Protective Orders Following Stamford Second-Degree Harassment Cases
Accusers of family violence related offenses may have the opportunity to seek protective orders following Stamford second-degree harassment cases. Like protective orders, a restraining order can be brought anytime someone decides to apply for one. Therefore, it may be imperative for you to seek the legal assistance of an established second-degree harassment attorney who could help you fight for your rights when faced with protection orders.
Defining Harassment Protective Orders
Criminal protective orders following Stamford second-degree harassment cases can be entered against the defendant in a criminal case. Its purpose is to restrict the contact a defendant can have with the victim in their case. In order for a criminal protective order to be entered, there has to be a pending criminal case and a person must be accused of a family violence crime.
They must be accused of harassment, stalking, risk of injury, or sexual assault. Once a criminal protective order is put in place, a violation of that protective order is a Class D felony that can be added onto the charges of the pending case.
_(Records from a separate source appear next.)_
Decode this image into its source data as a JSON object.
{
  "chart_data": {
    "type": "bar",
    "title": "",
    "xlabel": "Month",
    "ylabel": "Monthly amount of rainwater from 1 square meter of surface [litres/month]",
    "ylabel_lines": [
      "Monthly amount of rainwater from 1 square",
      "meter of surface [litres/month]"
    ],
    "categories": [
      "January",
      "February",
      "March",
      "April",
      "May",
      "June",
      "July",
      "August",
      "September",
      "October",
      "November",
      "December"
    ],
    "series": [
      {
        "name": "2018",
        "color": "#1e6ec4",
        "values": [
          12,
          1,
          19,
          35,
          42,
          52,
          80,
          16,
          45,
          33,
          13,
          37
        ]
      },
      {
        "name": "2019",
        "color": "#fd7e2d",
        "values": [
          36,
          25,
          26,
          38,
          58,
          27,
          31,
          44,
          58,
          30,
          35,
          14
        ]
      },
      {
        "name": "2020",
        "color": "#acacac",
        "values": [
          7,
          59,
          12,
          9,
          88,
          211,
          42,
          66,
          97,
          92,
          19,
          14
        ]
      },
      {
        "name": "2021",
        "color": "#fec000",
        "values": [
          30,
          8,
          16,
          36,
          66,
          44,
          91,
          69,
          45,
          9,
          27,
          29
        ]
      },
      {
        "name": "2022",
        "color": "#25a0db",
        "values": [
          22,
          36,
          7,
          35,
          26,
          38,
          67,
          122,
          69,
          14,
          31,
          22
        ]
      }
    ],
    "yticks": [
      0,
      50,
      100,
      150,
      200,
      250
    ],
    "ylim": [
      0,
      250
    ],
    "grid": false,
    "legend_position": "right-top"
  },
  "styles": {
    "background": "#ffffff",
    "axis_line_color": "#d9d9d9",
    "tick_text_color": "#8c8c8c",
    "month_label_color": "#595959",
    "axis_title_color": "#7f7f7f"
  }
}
Restraining Order vs. Protective Order
A restraining order is essentially the same thing as a protective order, but a restraining order is put in place by a civil court and protective orders are only put in place by criminal court. To seek a restraining order, a person does not need to have an underlying criminal case pending. The penalty for violating a protective order is a Class D felony, whereas the penalties for violating a restraining order can be either a Class C felony or a Class D felony, depending on the nature of the violation.
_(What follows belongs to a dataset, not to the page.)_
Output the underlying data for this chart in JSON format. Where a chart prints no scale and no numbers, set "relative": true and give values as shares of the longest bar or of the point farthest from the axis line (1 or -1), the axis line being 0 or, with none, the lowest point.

How Do Relationships Impact Restraining Orders?
If the respondent or defendant and the alleged victim had previously lived together, the defendant or the respondent has to leave that home for the duration of the protective order. The final level of restraining or protective order, which is the highest level that can exist, is called a full no-contact restraining or protective order.
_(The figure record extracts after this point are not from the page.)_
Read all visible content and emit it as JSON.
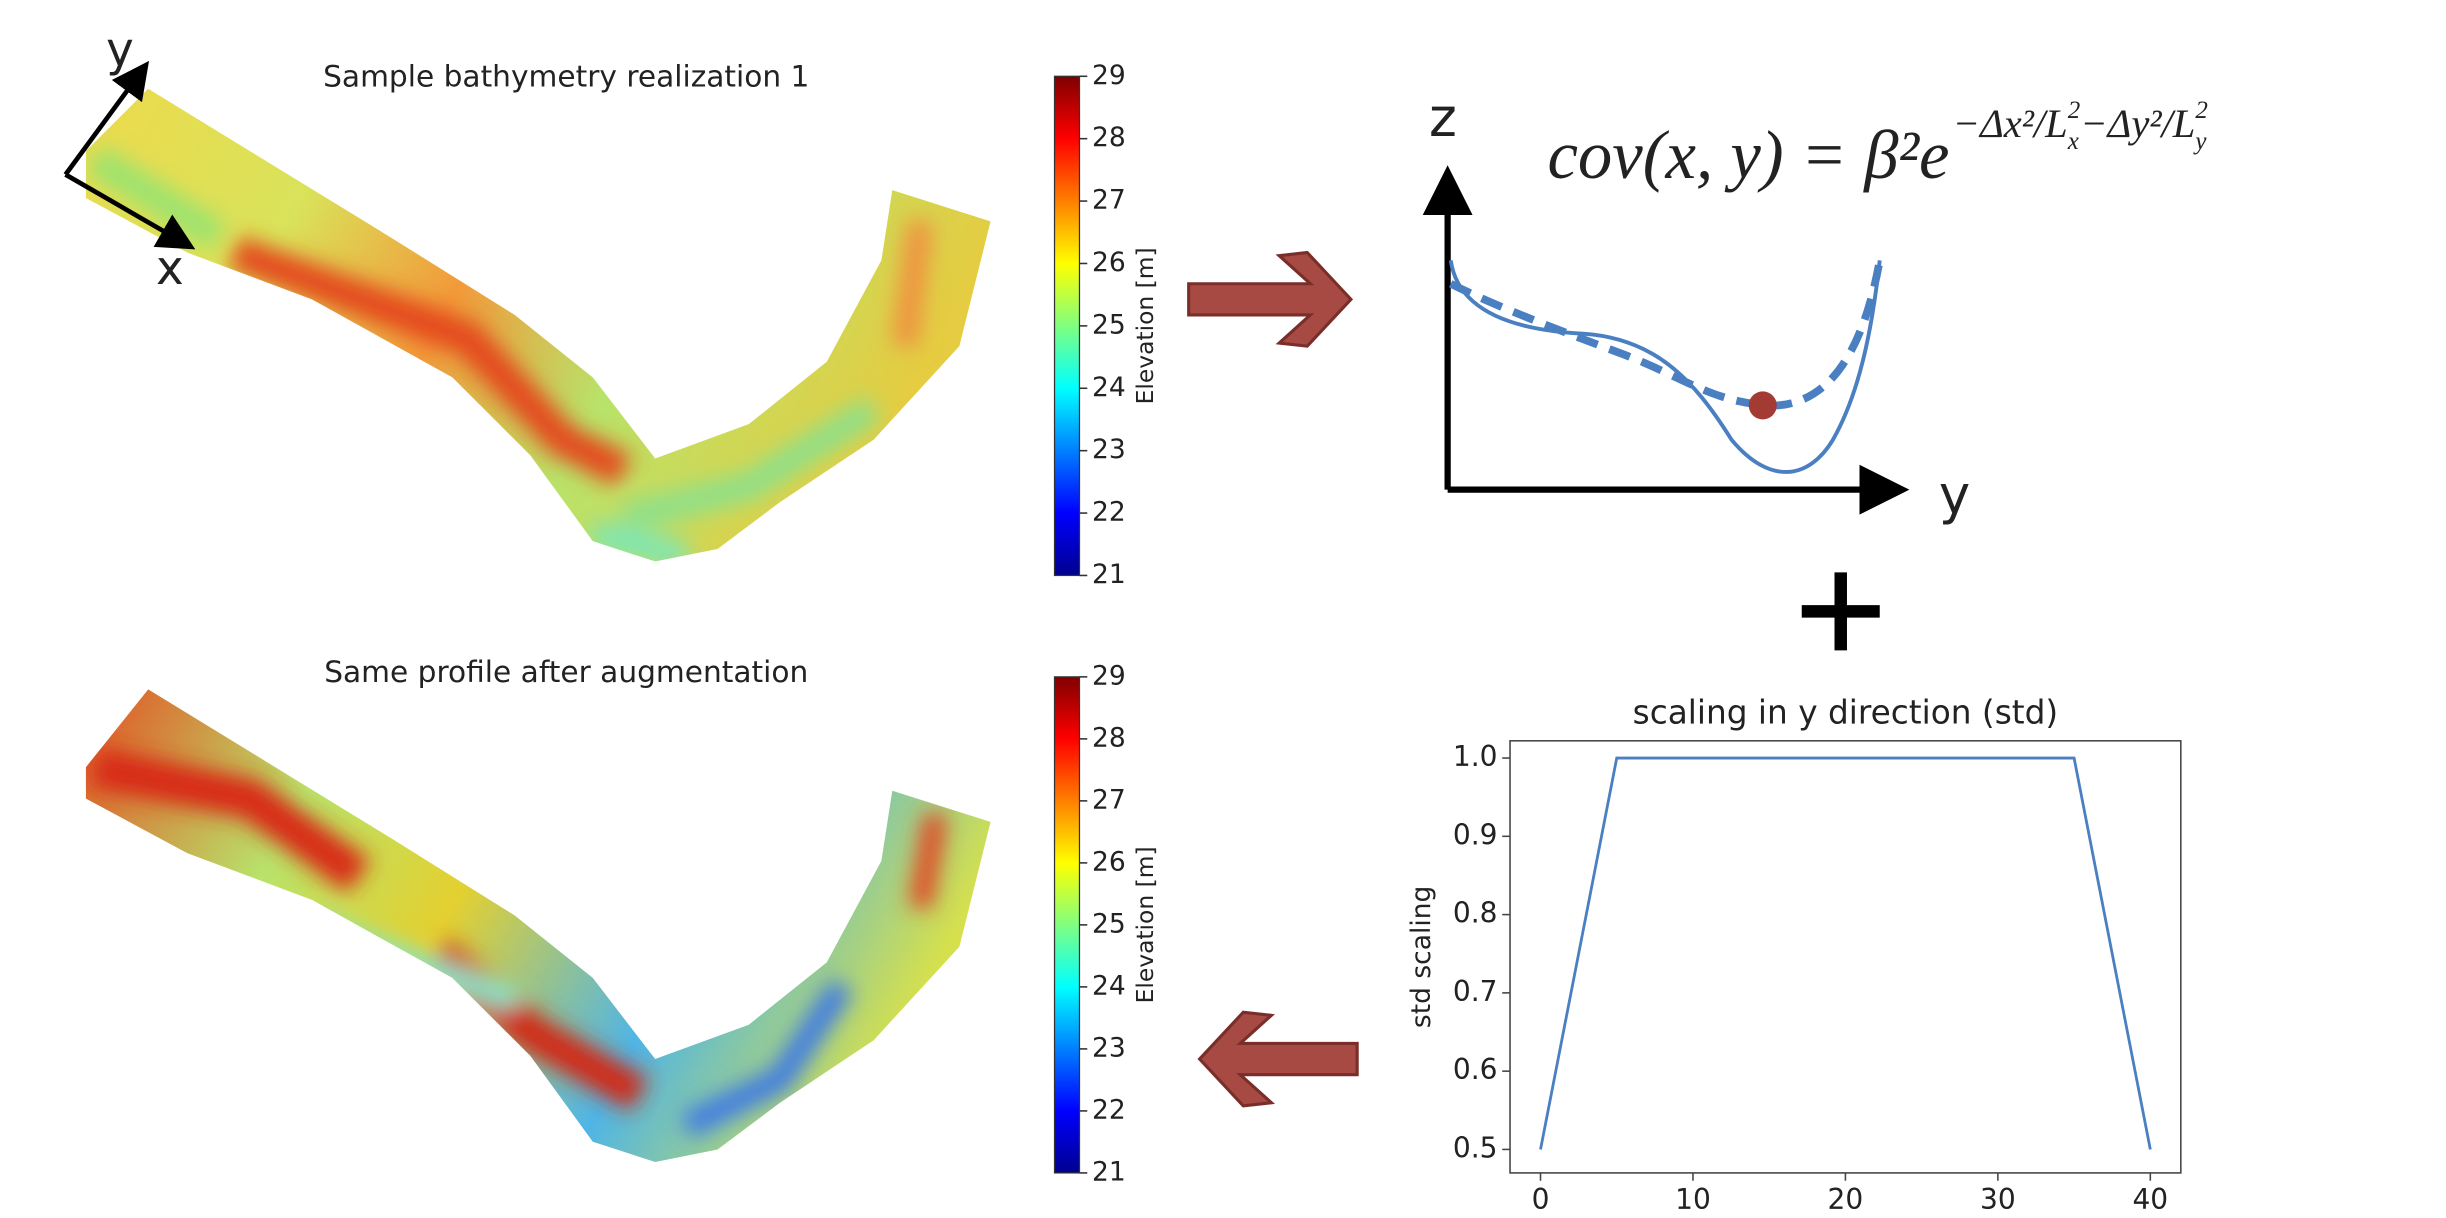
{
  "panels": [
    {
      "title": "Sample bathymetry realization 1",
      "colorbar": {
        "label": "Elevation [m]",
        "lim": [
          21,
          29
        ],
        "ticks": [
          21,
          22,
          23,
          24,
          25,
          26,
          27,
          28,
          29
        ]
      }
    },
    {
      "title": "Same profile after augmentation",
      "colorbar": {
        "label": "Elevation [m]",
        "lim": [
          21,
          29
        ],
        "ticks": [
          21,
          22,
          23,
          24,
          25,
          26,
          27,
          28,
          29
        ]
      }
    }
  ],
  "compass": {
    "y": "y",
    "x": "x"
  },
  "sketch": {
    "z_label": "z",
    "y_label": "y",
    "formula": "cov(x, y) = β²e",
    "exponent": [
      "−Δx²/L",
      "x",
      "2",
      "−Δy²/L",
      "y",
      "2"
    ]
  },
  "chart_data": {
    "type": "line",
    "title": "scaling in y direction (std)",
    "y_label": "std scaling",
    "x": [
      0,
      5,
      35,
      40
    ],
    "series": [
      {
        "color": "#4a7fc1",
        "values": [
          0.5,
          1,
          1,
          0.5
        ]
      }
    ],
    "xlim": [
      -2,
      42
    ],
    "ylim": [
      0.47,
      1.022
    ],
    "xticks": [
      0,
      10,
      20,
      30,
      40
    ],
    "yticks": [
      0.5,
      0.6,
      0.7,
      0.8,
      0.9,
      {
        "value": 1,
        "label": "1.0"
      }
    ]
  }
}
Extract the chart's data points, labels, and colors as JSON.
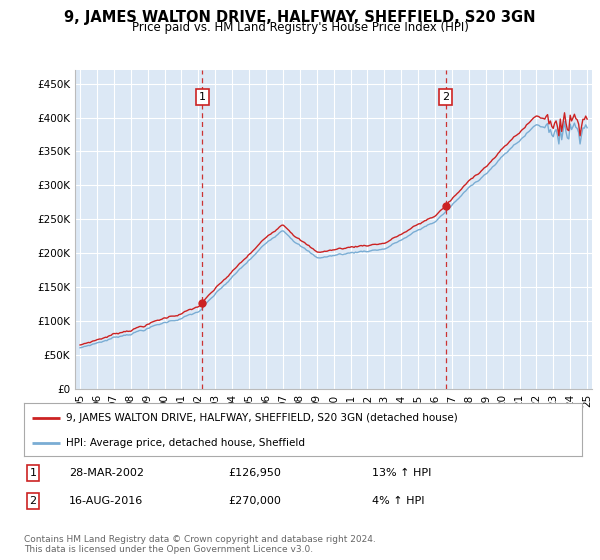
{
  "title": "9, JAMES WALTON DRIVE, HALFWAY, SHEFFIELD, S20 3GN",
  "subtitle": "Price paid vs. HM Land Registry's House Price Index (HPI)",
  "plot_bg_color": "#dce8f5",
  "sale1": {
    "date": "28-MAR-2002",
    "price": 126950,
    "hpi_pct": "13% ↑ HPI",
    "x": 2002.23
  },
  "sale2": {
    "date": "16-AUG-2016",
    "price": 270000,
    "hpi_pct": "4% ↑ HPI",
    "x": 2016.63
  },
  "legend_property": "9, JAMES WALTON DRIVE, HALFWAY, SHEFFIELD, S20 3GN (detached house)",
  "legend_hpi": "HPI: Average price, detached house, Sheffield",
  "footer": "Contains HM Land Registry data © Crown copyright and database right 2024.\nThis data is licensed under the Open Government Licence v3.0.",
  "ylim": [
    0,
    470000
  ],
  "xlim": [
    1994.7,
    2025.3
  ],
  "yticks": [
    0,
    50000,
    100000,
    150000,
    200000,
    250000,
    300000,
    350000,
    400000,
    450000
  ],
  "ytick_labels": [
    "£0",
    "£50K",
    "£100K",
    "£150K",
    "£200K",
    "£250K",
    "£300K",
    "£350K",
    "£400K",
    "£450K"
  ],
  "xticks": [
    1995,
    1996,
    1997,
    1998,
    1999,
    2000,
    2001,
    2002,
    2003,
    2004,
    2005,
    2006,
    2007,
    2008,
    2009,
    2010,
    2011,
    2012,
    2013,
    2014,
    2015,
    2016,
    2017,
    2018,
    2019,
    2020,
    2021,
    2022,
    2023,
    2024,
    2025
  ],
  "xtick_labels": [
    "95",
    "96",
    "97",
    "98",
    "99",
    "00",
    "01",
    "02",
    "03",
    "04",
    "05",
    "06",
    "07",
    "08",
    "09",
    "10",
    "11",
    "12",
    "13",
    "14",
    "15",
    "16",
    "17",
    "18",
    "19",
    "20",
    "21",
    "22",
    "23",
    "24",
    "25"
  ],
  "hpi_color": "#7aadd4",
  "property_color": "#cc2222",
  "vline_color": "#cc3333",
  "marker_color": "#cc2222",
  "grid_color": "#ffffff",
  "border_color": "#bbbbbb",
  "note_color": "#666666"
}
With this order, the respondent or defendant cannot have any contact in any manner with the protected party, and this also includes third party contact. In other words, they cannot send a message to a third party to deliver to the alleged victim. This level can come with a 100-yard stay away-order that can be added on by the judge.
Types of Protective Orders Following Harassment Charges
There are three levels of restraining and protective orders following Stamford second-degree harassment cases. The lowest level is called a partial restraining or protective order. Under the partial order, the respondent or defendant cannot assault, threaten, abuse, harass, follow, interfere with, or stalk the protected party. The second level of protective or restraining order is called a residential stay-away, and this requires the respondent or defendant to stay away from the victim’s home or the place in which the alleged victim resides.